Even though Bratislava was once known as the Beauty on the Danube, the river has never been an integral part of the city that can be enjoyed by its citizens. The original reason was that the river was subject to occasional, destructive floods that severely damaged the city numerous times. Only after Italian engineer Enea Grazioso Lanfranconi redesigned the Danube’s riverbed, in the late nineteenth century, and the Gabčíkovo hydropower plant was built, in the late twentieth century, was this threat significantly reduced.

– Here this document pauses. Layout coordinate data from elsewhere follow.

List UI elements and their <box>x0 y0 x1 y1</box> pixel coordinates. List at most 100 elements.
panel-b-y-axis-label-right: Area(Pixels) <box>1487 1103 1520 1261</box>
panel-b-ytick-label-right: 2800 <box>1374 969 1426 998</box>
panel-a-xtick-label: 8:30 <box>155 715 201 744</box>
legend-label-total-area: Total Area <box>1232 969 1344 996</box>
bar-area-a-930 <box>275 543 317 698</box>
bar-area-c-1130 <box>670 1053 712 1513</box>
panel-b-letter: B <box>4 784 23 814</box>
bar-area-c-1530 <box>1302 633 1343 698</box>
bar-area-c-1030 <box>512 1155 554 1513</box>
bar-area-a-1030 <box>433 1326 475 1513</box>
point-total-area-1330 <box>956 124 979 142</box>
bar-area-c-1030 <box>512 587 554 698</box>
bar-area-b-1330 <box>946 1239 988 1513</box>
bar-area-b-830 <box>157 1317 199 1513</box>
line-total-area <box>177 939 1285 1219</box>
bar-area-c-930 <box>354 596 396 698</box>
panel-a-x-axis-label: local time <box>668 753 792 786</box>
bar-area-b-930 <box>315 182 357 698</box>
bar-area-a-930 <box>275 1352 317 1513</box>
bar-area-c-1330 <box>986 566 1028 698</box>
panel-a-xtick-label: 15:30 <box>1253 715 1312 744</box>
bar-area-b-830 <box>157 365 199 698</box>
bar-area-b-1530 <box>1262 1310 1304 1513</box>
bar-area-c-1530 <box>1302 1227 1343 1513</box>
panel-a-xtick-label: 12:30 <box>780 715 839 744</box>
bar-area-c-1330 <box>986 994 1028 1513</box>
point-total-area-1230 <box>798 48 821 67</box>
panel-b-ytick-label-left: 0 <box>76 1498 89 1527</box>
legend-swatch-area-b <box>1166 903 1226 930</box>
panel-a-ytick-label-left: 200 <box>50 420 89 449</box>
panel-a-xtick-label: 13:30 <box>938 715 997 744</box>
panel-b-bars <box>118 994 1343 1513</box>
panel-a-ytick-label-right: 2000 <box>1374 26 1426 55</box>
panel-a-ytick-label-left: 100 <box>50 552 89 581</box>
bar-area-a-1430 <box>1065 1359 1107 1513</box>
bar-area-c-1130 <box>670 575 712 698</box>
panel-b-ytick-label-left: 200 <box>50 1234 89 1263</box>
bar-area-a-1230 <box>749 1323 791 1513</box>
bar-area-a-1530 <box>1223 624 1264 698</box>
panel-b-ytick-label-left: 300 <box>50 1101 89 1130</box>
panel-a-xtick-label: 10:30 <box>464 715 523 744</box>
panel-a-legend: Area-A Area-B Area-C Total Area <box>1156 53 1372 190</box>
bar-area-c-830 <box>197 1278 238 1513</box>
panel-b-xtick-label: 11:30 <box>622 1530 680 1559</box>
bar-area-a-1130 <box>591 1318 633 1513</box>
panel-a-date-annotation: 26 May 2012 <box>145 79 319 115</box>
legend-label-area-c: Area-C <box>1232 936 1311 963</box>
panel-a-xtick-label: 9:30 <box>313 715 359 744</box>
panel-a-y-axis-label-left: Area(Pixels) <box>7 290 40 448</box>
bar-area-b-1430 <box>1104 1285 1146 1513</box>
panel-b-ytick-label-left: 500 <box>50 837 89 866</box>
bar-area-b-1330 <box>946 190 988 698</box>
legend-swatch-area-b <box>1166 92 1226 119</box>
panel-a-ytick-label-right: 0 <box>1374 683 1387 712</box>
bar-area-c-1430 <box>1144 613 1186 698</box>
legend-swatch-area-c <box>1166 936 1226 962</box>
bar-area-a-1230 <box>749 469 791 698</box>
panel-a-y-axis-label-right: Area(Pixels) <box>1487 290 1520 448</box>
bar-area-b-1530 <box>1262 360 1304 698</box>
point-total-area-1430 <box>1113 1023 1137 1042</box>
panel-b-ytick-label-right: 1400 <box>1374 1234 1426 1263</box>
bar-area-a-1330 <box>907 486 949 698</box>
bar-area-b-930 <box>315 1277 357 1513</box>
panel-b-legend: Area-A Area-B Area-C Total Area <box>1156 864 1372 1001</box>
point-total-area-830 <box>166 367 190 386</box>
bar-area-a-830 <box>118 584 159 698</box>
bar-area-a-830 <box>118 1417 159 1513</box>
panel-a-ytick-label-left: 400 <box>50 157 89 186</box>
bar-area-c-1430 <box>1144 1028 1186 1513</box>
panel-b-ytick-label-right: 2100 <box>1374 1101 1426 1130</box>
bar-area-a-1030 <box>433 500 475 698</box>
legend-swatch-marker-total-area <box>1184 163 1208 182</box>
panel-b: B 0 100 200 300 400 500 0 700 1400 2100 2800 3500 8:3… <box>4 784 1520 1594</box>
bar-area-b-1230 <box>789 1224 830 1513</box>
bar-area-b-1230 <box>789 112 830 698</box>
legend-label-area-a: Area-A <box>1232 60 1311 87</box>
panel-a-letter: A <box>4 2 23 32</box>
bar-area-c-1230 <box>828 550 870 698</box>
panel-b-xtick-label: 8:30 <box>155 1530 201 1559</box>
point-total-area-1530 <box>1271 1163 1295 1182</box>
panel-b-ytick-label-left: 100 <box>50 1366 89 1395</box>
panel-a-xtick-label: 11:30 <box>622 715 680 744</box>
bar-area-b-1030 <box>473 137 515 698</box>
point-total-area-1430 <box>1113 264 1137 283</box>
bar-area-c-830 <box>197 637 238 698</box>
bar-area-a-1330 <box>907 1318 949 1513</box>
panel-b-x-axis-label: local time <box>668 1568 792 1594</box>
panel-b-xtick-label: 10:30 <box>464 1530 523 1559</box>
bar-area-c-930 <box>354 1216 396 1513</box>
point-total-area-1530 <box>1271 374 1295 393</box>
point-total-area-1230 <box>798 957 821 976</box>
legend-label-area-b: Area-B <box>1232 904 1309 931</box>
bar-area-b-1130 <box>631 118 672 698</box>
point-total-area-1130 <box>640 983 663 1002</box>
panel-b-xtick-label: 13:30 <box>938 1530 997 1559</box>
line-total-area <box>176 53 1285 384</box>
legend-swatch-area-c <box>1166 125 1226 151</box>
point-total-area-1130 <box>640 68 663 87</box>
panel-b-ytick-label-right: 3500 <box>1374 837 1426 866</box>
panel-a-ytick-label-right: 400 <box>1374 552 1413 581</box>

But while the green belt forming the river’s inundation area, comprising riparian forests and meadows that flank both banks, is a popular destination for Bratislava residents and visitors looking for nature and recreation, its potential for sustainable tourism has yet to be fully tapped. The project Bratislava Danube Park (BDP) should change this. The idea of its initiators is to unite the natural areas on the left and right banks of the Danube in Bratislava into one nature park with a single administration, and to utilise the potential of the river for sports and recreation.
“The second longest river in Europe flows through Bratislava and its added value is not used by the capital to the same extent as in neighbouring Vienna,” said Dana Hudcová, deputy director of the Bratislava Metropolitan Institute (MIB), at the launch of a study introducing Bratislava Danube Park in late March.
Experts from the BDP initiative joined forces with the MIB to elaborate the paper, the first comprehensive urban-landscape study of the future park. Its area would exceed 4,130 hectares, and spread from Devín to Čunovo, both boroughs of Bratislava, along the right and left banks of the Danube for about 28 kilometres, excluding just the built-up areas of the city. It features floodplain forests and inundation areas, rare remnants of the Danube’s inland delta, nature reserves at Starý Háj, Dunajské Ostrovy and Ostrovné Lúčky, as well as the Pečniansky Les, Soví Les, Chorvatské Rameno and Hrabiny protected areas.
The study contains key data as well as suggestions on how to connect this vast area of Danube nature into a single unit and create suitable sites that people could use for relaxation and sports.
“The rapid development of the city must be balanced,” said Hudcová. “The ideal counterweight to intensive urbanisation is natural areas that will allow Bratislavans to slow down.”